Heinemann: Wiederaufbau des Balkan - das ist das Thema einer Konferenz, zu der sich europäische Sozialdemokraten heute in Wien treffen werden. Keine Hinterbänkler, sondern Leute in Regierungsverantwortung - Bundeskanzler Schröder wird an der Konferenz teilnehmen und Bundesverteidigungsminister Rudolf Scharping. Guten Morgen.

    Scharping: Guten Morgen.

    Heinemann: Herr Scharping, Sie sind Vorsitzender der europäischen Sozialdemokraten und damit Leiter der Veranstaltung heute in Wien. Welches Ziel hat das heutige Treffen?

    Scharping: Wir wollen mit den demokratischen Oppositionellen aus der gesamten Balkan-Region sprechen und Wege erörtern, wie man in einer Kombination aus wirtschaftlicher Kooperation, aus dem Suchen nach gemeinsamer Sicherheit und einer Beachtung der Rechte von Menschen und Minderheiten zu einer langfristigen Strategie für den Balkan kommt. Wir haben zum Beispiel in Bosnien-Herzegowina die Erfahrung gemacht, wie schwer es ist, Parteien entwickeln zu helfen, die Menschen unabhängig von ihrer ethnischen Abstammung aufnehmen. Und es ist ganz bezeichnend zu sehen, daß die einzige multi-ethnische größere Partei in Bosnien und Herzegowina eine sozialdemokratische ist.
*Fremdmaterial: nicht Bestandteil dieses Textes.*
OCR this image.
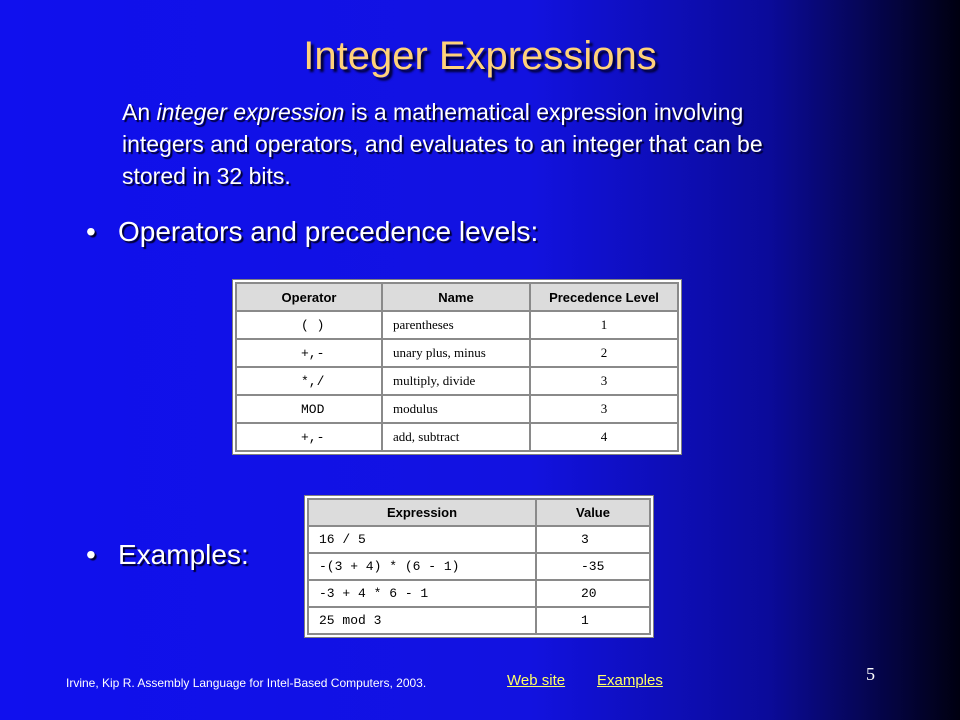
Integer Expressions
An integer expression is a mathematical expression involving integers and operators, and evaluates to an integer that can be stored in 32 bits.
• Operators and precedence levels:
Operator	Name	Precedence Level
( )	parentheses	1
+,-	unary plus, minus	2
*,/	multiply, divide	3
MOD	modulus	3
+,-	add, subtract	4
• Examples:
Expression	Value
16 / 5	3
-(3 + 4) * (6 - 1)	-35
-3 + 4 * 6 - 1	20
25 mod 3	1
Irvine, Kip R. Assembly Language for Intel-Based Computers, 2003.	Web site Examples	5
    Heinemann: Stichwort ‚sozialdemokratisch': Wäre dieses Thema bei den Regierungschefs - gleich welcher Couleur - nicht besser aufgehoben? Inwiefern ist das ein Thema für Parteipolitiker?

    Scharping: Die europäische Sozialdemokratie führt solche Gespräche schon seit fünf Jahren und es gibt entsprechende Konferenzen. Die helfen bei der Entwicklung demokratischer Strukturen. Sie machen im übrigen klar, daß wir diese Bemühungen - bezogen auf den Balkan - nicht alleine auf sozialdemokratische Politikerinnen oder Politiker beschränken. Es geht uns darum, allen Demokraten eine Unterstützung angedeihen zu lassen. Da auf der anderen Seite die Sozialdemokratie in Europa eine außerordentlich starke Position hat, ist es in meinen Augen sehr vernünftig, wenn man auch auf dieser Ebene seine Position miteinander koordiniert und vor allen Dingen dafür sorgt, daß es auch einmal außerhalb des offiziellen staatlichen Zusammenhangs Gesprächsmöglichkeiten gibt für eine ganz große Zahl von Politikern aus dem Balkan, die nach solchen Möglichkeiten suchen, also zum Beispiel der Präsident von Montenegro Milo Djukanovic, oder Menschen wie Zoran Djindjic, der kürzlich beim Bundeskanzler war, oder andere. Die sind ja nicht von vornherein Sozialdemokraten, aber sie suchen nach Kontakten in die westliche Welt. Es kommt hinzu, daß es ja auf dem Balkan ja durchaus bedeutsame Staaten gibt. Ich will mal ein erfolgreiches Beispiel nehmen - das ist Slovenien, und eines, das uns in der Vergangenheit stark beschäftigen mußte und das uns hoffentlich auch in Zukunft beschäftigen wird - die nötige Aufmerksamkeit findet -, das ist Mazedonien und Albanien, die beiden Länder, die bei der Bewältigung der Kosovo-Krise auf vielfältige Weise außerordentlich hilfreich waren.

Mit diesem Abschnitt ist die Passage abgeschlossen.